By Briana Campbell

Figure 1: Discussing and pondering the perspectives on equality in 1776

Squished in-between the egg toss contest and flow of food on the Fourth of July is the crux of the holiday: celebrating the freedoms America offers. Who is entitled to those freedoms has drastically changed since 1776. In the week leading up to the Fourth of July, I was left pondering who this holiday was meant for. Was it meant for everyone in America or was it still meant for the same demographic as in 1776. Who was able to exercise their freedom in that period? It certainly wasn’t for everyone. Not the people who were enslaved by writers of the Declaration of Independence. Nor the women whose duty was to bare children rather than arms. One’s freedom depended on circumstances that they couldn’t change: the color of their skin and their sex. Those who were free were unmarked in identity, white men. There was always hope that their life could be improved. They weren’t as restricted when it came to opportunities to transcend their current situations. They one day could own property allowing them to vote. But that wasn’t true for everyone else. More than money was needed to transcend their life situations. Rights to autonomy, rights to vote, rights to not be owned by another person needed to be earned over time not given. Freedom wasn’t inherit in 1776 for everyone. Is it today?
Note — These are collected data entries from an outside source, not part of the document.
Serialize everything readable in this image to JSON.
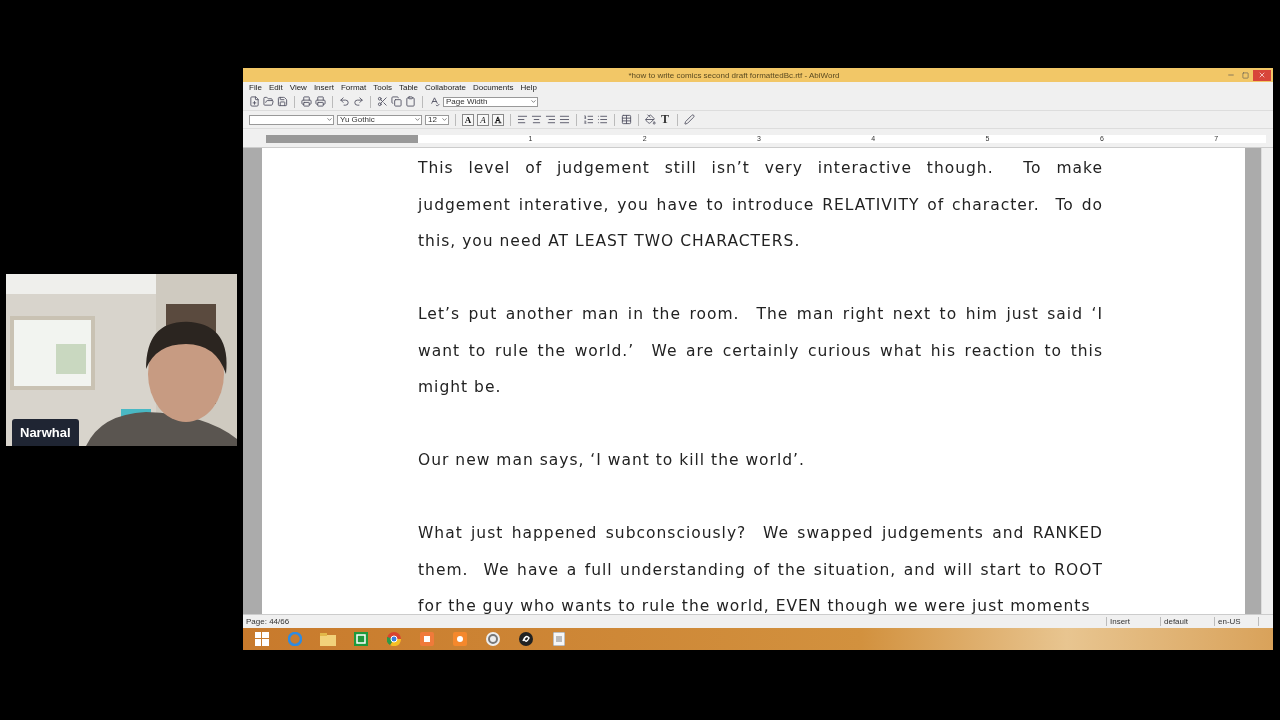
{
  "webcam": {
    "name": "Narwhal"
  },
  "window": {
    "title": "*how to write comics second draft formattedBc.rtf - AbiWord"
  },
  "menu": [
    "File",
    "Edit",
    "View",
    "Insert",
    "Format",
    "Tools",
    "Table",
    "Collaborate",
    "Documents",
    "Help"
  ],
  "toolbar": {
    "zoom": "Page Width"
  },
  "format_bar": {
    "font": "Yu Gothic",
    "size": "12",
    "bold": "A",
    "italic": "A",
    "outline": "A",
    "text_color": "T"
  },
  "ruler": {
    "numbers": [
      "1",
      "2",
      "3",
      "4",
      "5",
      "6",
      "7"
    ]
  },
  "document": {
    "paragraphs": [
      "This level of judgement still isn’t very interactive though.  To make judgement interative, you have to introduce RELATIVITY of character.  To do this, you need AT LEAST TWO CHARACTERS.",
      "Let’s put another man in the room.  The man right next to him just said ‘I want to rule the world.’  We are certainly curious what his reaction to this might be.",
      "Our new man says, ‘I want to kill the world’.",
      "What just happened subconsciously?  We swapped judgements and RANKED them.  We have a full understanding of the situation, and will start to ROOT for the guy who wants to rule the world, EVEN though we were just moments"
    ]
  },
  "status_bar": {
    "page": "Page: 44/66",
    "mode": "Insert",
    "style": "default",
    "language": "en-US"
  },
  "taskbar": [
    {
      "kind": "start"
    },
    {
      "kind": "browser-e"
    },
    {
      "kind": "folder"
    },
    {
      "kind": "sheet"
    },
    {
      "kind": "chrome"
    },
    {
      "kind": "orange"
    },
    {
      "kind": "orange-dot"
    },
    {
      "kind": "spiral"
    },
    {
      "kind": "squiggle"
    },
    {
      "kind": "document"
    }
  ]
}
During the Fourth of July I was chatting with my fellow intern Devan, who is here at Klondike Gold Rush National Historical Park through HBCU, about some festivities in town and who was celebrating them. She had recently helped implement a Juneteenth program that raised awareness about the news of freedom of enslaved people in Texas arriving two years after the abolition of slavery. There was this underlying question of just because it is law does it mean that it gets to the people who are most impacted. Will those maintaining the status quo allow it to be upheaved? Largely from my experience I’ve gathered that there is resistance to any challenge to the status quo. For example, take Rose Arnold and Ruth Brown, two black women who worked in the sex industry during the Klondike Gold Rush, that were charged with “being an inmate of a house of ill-repute”. Instead of pleading guilty, like all the other women who were also engaged in the same line of work, they decided that they would challenge Magistrate Tanner by pleading not guilty. Who has the power? Those with an office or the everyday people who are engaged in similar affairs? It is the one whose voice can be heard via voting and ability to serve on juries?

If the jury found these women not guilty the system Tanner had worked hard to preserve would fall. Without the fees being accepted by women and others who engaged in less “morally” upstanding affairs, like prostitution, the city and Tanner would be out $200 a year, or nearly $2,000 today, and that adds up. It would have started with these two but at the time there were tens and tens of others who were also being charged for engaging in the same behaviors. Would they want to get charged for this? Of course not. But the reality of the situation was that these women and people like them lacked power and authority. Women, much less women of “ill repute”, couldn’t serve on juries much less vote for those in power. Thus Tanner was able to select the jury that would ensure the status quo be maintained while the delinquent behavior was smothered. A $141 fine was slapped on to the court fees for Rose Arnold and Ruth Brown walked away with a $25 fine along with court fees. But monetary fines were the least of their problems. They were a challenge, a threat if you will, to the status quo and must not be allowed to challenge it further. Rose and Ruth’s money wasn’t just on the line but their lives. You can’t challenge the status quo without consequences. Within a month of the end of their trial Rose and Ruth leave for Juneau in February 1902.

If it was not for people willing to rebel against a system they view as unjust would we still have a government that restricts freedoms de jure? People would still be objects that those in power were allowed to buy, sell, and trade with little consequence. We aren’t there today but we aren’t at a place where everyone is afforded the same freedoms and rights: Declaration of Independence clearly states “that all men are created equal”. When will all people be treated equally?